Barrett doubts that you'll have any leftovers, given the small-batch nature of this recipe and the sheer deliciousness of it, but if you do end up with some extras, she has some advice. "Wrap the biscuits well and keep them at room temperature, and store the gravy in the fridge in an airtight container," she advises. "Warm the biscuits in the oven and reheat the gravy on the stovetop or microwave."

Maple Biscuits And Bacon Gravy Recipe
4.9 from 36 ratings
It's hard to imagine biscuits and gravy getting any better, but adding maple syrup to the mix and crumbling bacon on top does just that.
Prep Time
Cook Time
biscuits and bacon gravy
Total time: 1 hour, 10 minutes
  • 2 cups + 2 tablespoons all-purpose flour, divided
  • 2 teaspoons fine sea salt, divided
  • 2 teaspoons baking powder
  • ½ teaspoon baking soda
  • 1 tablespoon sugar
  • 1 stick unsalted butter, frozen
  • 4 tablespoons maple syrup, divided
  • 2 cups buttermilk, divided
  • 4 slices bacon
  • ¼ teaspoon black pepper
  • ¼ teaspoon smoked paprika
  1. Prepare the biscuits. In a medium mixing bowl, whisk together 2 cups flour, 1 teaspoon salt, baking powder, baking soda, and sugar.
  2. Slice butter into thin pats and gently toss with the flour mixture. Using your hands, work the butter into dough, breaking it into small, pea-size bits.
  3. Add 3 tablespoons maple syrup to the mixture, then slowly incorporate ½ cup buttermilk in increments. Combine the mixture with a butter knife until a shaggy dough comes together. (The consistency will still be slightly crumbly. If it's too dry, add an additional teaspoon of buttermilk at a time, keeping in mind that the dough will come together as you continue to work with it in the next step.)
  4. Gently pat the dough into a square, using a bench cutter to push in any stray bits. Fold the dough in half, lightly pressing the layers together and patting the dough back into a square. Repeat 2 more times, by which time the dough should have come together.
  5. Evenly roll the dough into a ½-inch square, trimming any uneven edges with a sharp knife or bench scraper. Cut into 4 square-shaped biscuits.
  6. Line a sheet pan with parchment paper and preheat the oven to 450 F. Place the biscuits on the pan and chill in the freezer for 30 minutes before baking.
  7. Reduce oven heat to 425 F, then bake the biscuits for approximately 15 minutes or until tops are golden brown. Set aside.
  8. Meanwhile, cook the bacon in a skillet over medium heat until crispy. Reserve 2 tablespoons of the bacon grease in the skillet, storing the rest for later use, and allow the bacon to drain on paper towels.
  9. Add the remaining 2 tablespoons flour, 1 teaspoon salt, and black pepper to the skillet of bacon grease over medium heat.

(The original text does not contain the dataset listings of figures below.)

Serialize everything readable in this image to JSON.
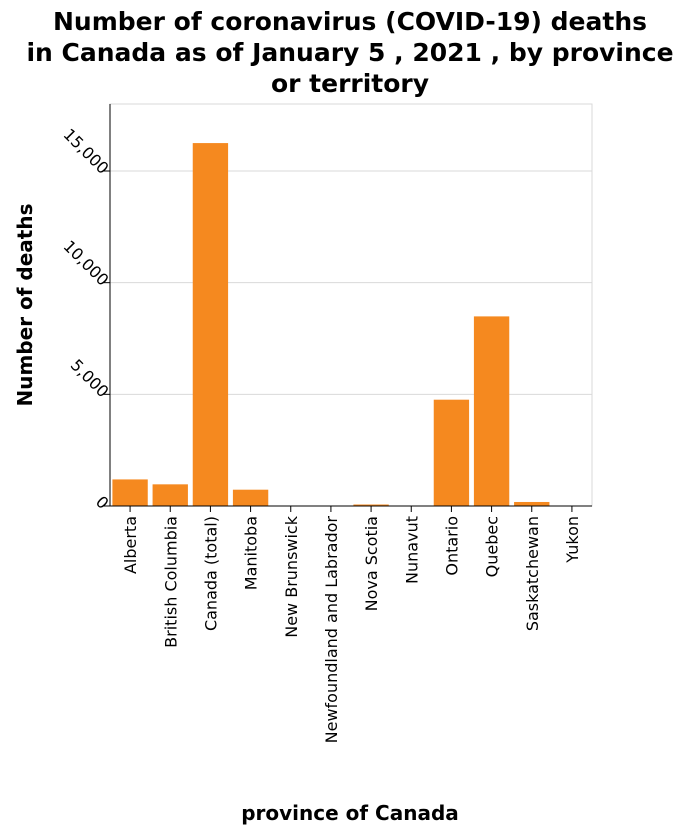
{
  "chart_data": {
    "type": "bar",
    "title_lines": [
      "Number of coronavirus (COVID-19) deaths",
      "in Canada as of January 5 , 2021 , by province",
      "or territory"
    ],
    "xlabel": "province of Canada",
    "ylabel": "Number of deaths",
    "categories": [
      "Alberta",
      "British Columbia",
      "Canada  (total)",
      "Manitoba",
      "New Brunswick",
      "Newfoundland and Labrador",
      "Nova Scotia",
      "Nunavut",
      "Ontario",
      "Quebec",
      "Saskatchewan",
      "Yukon"
    ],
    "values": [
      1190,
      970,
      16250,
      730,
      9,
      4,
      67,
      0,
      4760,
      8490,
      180,
      1
    ],
    "y_ticks": [
      0,
      5000,
      10000,
      15000
    ],
    "y_tick_labels": [
      "0",
      "5,000",
      "10,000",
      "15,000"
    ],
    "ylim": [
      0,
      18000
    ],
    "grid": true,
    "bar_color": "#f5891f",
    "grid_color": "#d9d9d9",
    "axis_color": "#000000"
  }
}
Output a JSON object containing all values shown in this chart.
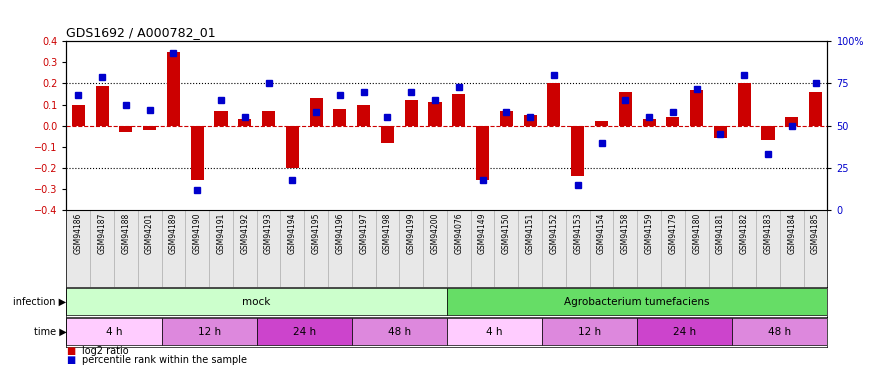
{
  "title": "GDS1692 / A000782_01",
  "samples": [
    "GSM94186",
    "GSM94187",
    "GSM94188",
    "GSM94201",
    "GSM94189",
    "GSM94190",
    "GSM94191",
    "GSM94192",
    "GSM94193",
    "GSM94194",
    "GSM94195",
    "GSM94196",
    "GSM94197",
    "GSM94198",
    "GSM94199",
    "GSM94200",
    "GSM94076",
    "GSM94149",
    "GSM94150",
    "GSM94151",
    "GSM94152",
    "GSM94153",
    "GSM94154",
    "GSM94158",
    "GSM94159",
    "GSM94179",
    "GSM94180",
    "GSM94181",
    "GSM94182",
    "GSM94183",
    "GSM94184",
    "GSM94185"
  ],
  "log2_ratio": [
    0.1,
    0.19,
    -0.03,
    -0.02,
    0.35,
    -0.26,
    0.07,
    0.03,
    0.07,
    -0.2,
    0.13,
    0.08,
    0.1,
    -0.08,
    0.12,
    0.11,
    0.15,
    -0.26,
    0.07,
    0.05,
    0.2,
    -0.24,
    0.02,
    0.16,
    0.03,
    0.04,
    0.17,
    -0.06,
    0.2,
    -0.07,
    0.04,
    0.16
  ],
  "percentile": [
    68,
    79,
    62,
    59,
    93,
    12,
    65,
    55,
    75,
    18,
    58,
    68,
    70,
    55,
    70,
    65,
    73,
    18,
    58,
    55,
    80,
    15,
    40,
    65,
    55,
    58,
    72,
    45,
    80,
    33,
    50,
    75
  ],
  "bar_color": "#cc0000",
  "dot_color": "#0000cc",
  "ylim_left": [
    -0.4,
    0.4
  ],
  "ylim_right": [
    0,
    100
  ],
  "infection_groups": [
    {
      "label": "mock",
      "start": 0,
      "end": 16,
      "color": "#ccffcc"
    },
    {
      "label": "Agrobacterium tumefaciens",
      "start": 16,
      "end": 32,
      "color": "#66dd66"
    }
  ],
  "time_groups": [
    {
      "label": "4 h",
      "start": 0,
      "end": 4,
      "color": "#ffccff"
    },
    {
      "label": "12 h",
      "start": 4,
      "end": 8,
      "color": "#dd88dd"
    },
    {
      "label": "24 h",
      "start": 8,
      "end": 12,
      "color": "#cc44cc"
    },
    {
      "label": "48 h",
      "start": 12,
      "end": 16,
      "color": "#dd88dd"
    },
    {
      "label": "4 h",
      "start": 16,
      "end": 20,
      "color": "#ffccff"
    },
    {
      "label": "12 h",
      "start": 20,
      "end": 24,
      "color": "#dd88dd"
    },
    {
      "label": "24 h",
      "start": 24,
      "end": 28,
      "color": "#cc44cc"
    },
    {
      "label": "48 h",
      "start": 28,
      "end": 32,
      "color": "#dd88dd"
    }
  ],
  "infection_label": "infection",
  "time_label": "time",
  "legend_bar_label": "log2 ratio",
  "legend_dot_label": "percentile rank within the sample"
}
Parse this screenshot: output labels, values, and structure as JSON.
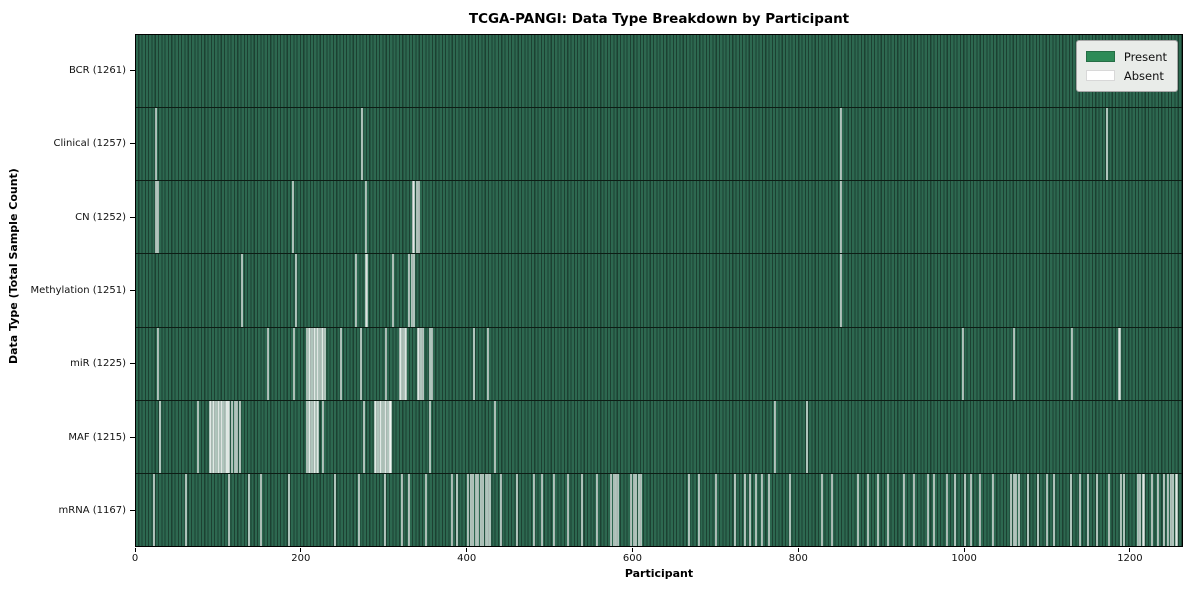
{
  "title": "TCGA-PANGI: Data Type Breakdown by Participant",
  "xlabel": "Participant",
  "ylabel": "Data Type (Total Sample Count)",
  "legend": {
    "present_label": "Present",
    "absent_label": "Absent"
  },
  "colors": {
    "present": "#2e8b57",
    "absent": "#ffffff",
    "row_fill_light": "#2d6850",
    "row_fill_dark": "#1c4132",
    "row_separator": "#0d1d15",
    "legend_bg": "#e9ece9",
    "legend_border": "#a6a6a6"
  },
  "chart_data": {
    "type": "heatmap",
    "title": "TCGA-PANGI: Data Type Breakdown by Participant",
    "xlabel": "Participant",
    "ylabel": "Data Type (Total Sample Count)",
    "legend_entries": [
      "Present",
      "Absent"
    ],
    "legend_position": "upper right",
    "grid": false,
    "n_participants": 1261,
    "xlim": [
      0,
      1264
    ],
    "x_ticks": [
      0,
      200,
      400,
      600,
      800,
      1000,
      1200
    ],
    "rows": [
      {
        "label": "BCR (1261)",
        "data_type": "BCR",
        "total_samples": 1261,
        "absent_participants": []
      },
      {
        "label": "Clinical (1257)",
        "data_type": "Clinical",
        "total_samples": 1257,
        "absent_participants": [
          24,
          273,
          852,
          1173
        ]
      },
      {
        "label": "CN (1252)",
        "data_type": "CN",
        "total_samples": 1252,
        "absent_participants": [
          24,
          26,
          189,
          277,
          334,
          336,
          339,
          341,
          852
        ]
      },
      {
        "label": "Methylation (1251)",
        "data_type": "Methylation",
        "total_samples": 1251,
        "absent_participants": [
          128,
          193,
          265,
          277,
          279,
          310,
          330,
          333,
          336,
          852
        ]
      },
      {
        "label": "miR (1225)",
        "data_type": "miR",
        "total_samples": 1225,
        "absent_participants": [
          26,
          159,
          191,
          206,
          208,
          210,
          212,
          214,
          216,
          218,
          220,
          222,
          224,
          226,
          228,
          247,
          271,
          301,
          318,
          320,
          322,
          324,
          326,
          340,
          342,
          344,
          346,
          355,
          357,
          408,
          425,
          999,
          1061,
          1130,
          1187,
          1189
        ]
      },
      {
        "label": "MAF (1215)",
        "data_type": "MAF",
        "total_samples": 1215,
        "absent_participants": [
          28,
          75,
          89,
          90,
          92,
          94,
          96,
          98,
          100,
          102,
          104,
          106,
          108,
          110,
          111,
          112,
          116,
          119,
          122,
          125,
          206,
          208,
          210,
          212,
          214,
          216,
          218,
          220,
          225,
          275,
          288,
          290,
          292,
          294,
          296,
          298,
          300,
          302,
          304,
          306,
          307,
          308,
          355,
          433,
          772,
          810
        ]
      },
      {
        "label": "mRNA (1167)",
        "data_type": "mRNA",
        "total_samples": 1167,
        "absent_participants": [
          21,
          60,
          112,
          136,
          150,
          184,
          240,
          269,
          300,
          321,
          329,
          350,
          381,
          387,
          401,
          404,
          407,
          410,
          413,
          416,
          419,
          422,
          425,
          427,
          441,
          460,
          480,
          490,
          505,
          522,
          538,
          556,
          574,
          577,
          580,
          582,
          598,
          601,
          604,
          607,
          610,
          668,
          680,
          700,
          723,
          735,
          741,
          749,
          756,
          764,
          790,
          828,
          840,
          872,
          884,
          896,
          908,
          928,
          940,
          957,
          964,
          979,
          989,
          1001,
          1009,
          1020,
          1035,
          1057,
          1060,
          1063,
          1067,
          1077,
          1090,
          1100,
          1109,
          1129,
          1140,
          1150,
          1161,
          1175,
          1190,
          1194,
          1210,
          1213,
          1216,
          1218,
          1227,
          1235,
          1242,
          1246,
          1250,
          1253,
          1256,
          1258
        ]
      }
    ]
  }
}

Whisk until well combined and allow the flour to cook for a few minutes.
  10. Add the remaining 1 ½ cups buttermilk in increments, whisking constantly to avoid clumps and burning.
  11. Reduce heat slightly and allow gravy to simmer, whisking occasionally, until thickened, about 5-7 minutes. If desired, thicken gravy further by cooking it longer, or thin it out by adding more liquid.
  12. Once thickened, add the remaining 1 tablespoon maple syrup to the gravy. Taste for seasoning, adding more salt and pepper if needed.
  13. Smother the biscuits with gravy, crumble the cooked bacon slices on top, and sprinkle with paprika. Serve hot.
Calories per Serving 673
Total Fat 35.7 g
Saturated Fat 18.8 g
Trans Fat 0.0 g
Cholesterol 84.8 mg
Total Carbohydrates 73.8 g
Dietary Fiber 1.9 g
Total Sugars 22.1 g
Sodium 745.1 mg
Protein 15.2 g
The information shown is Edamam’s estimate based on available ingredients and preparation. It should not be considered a substitute for a professional nutritionist’s advice.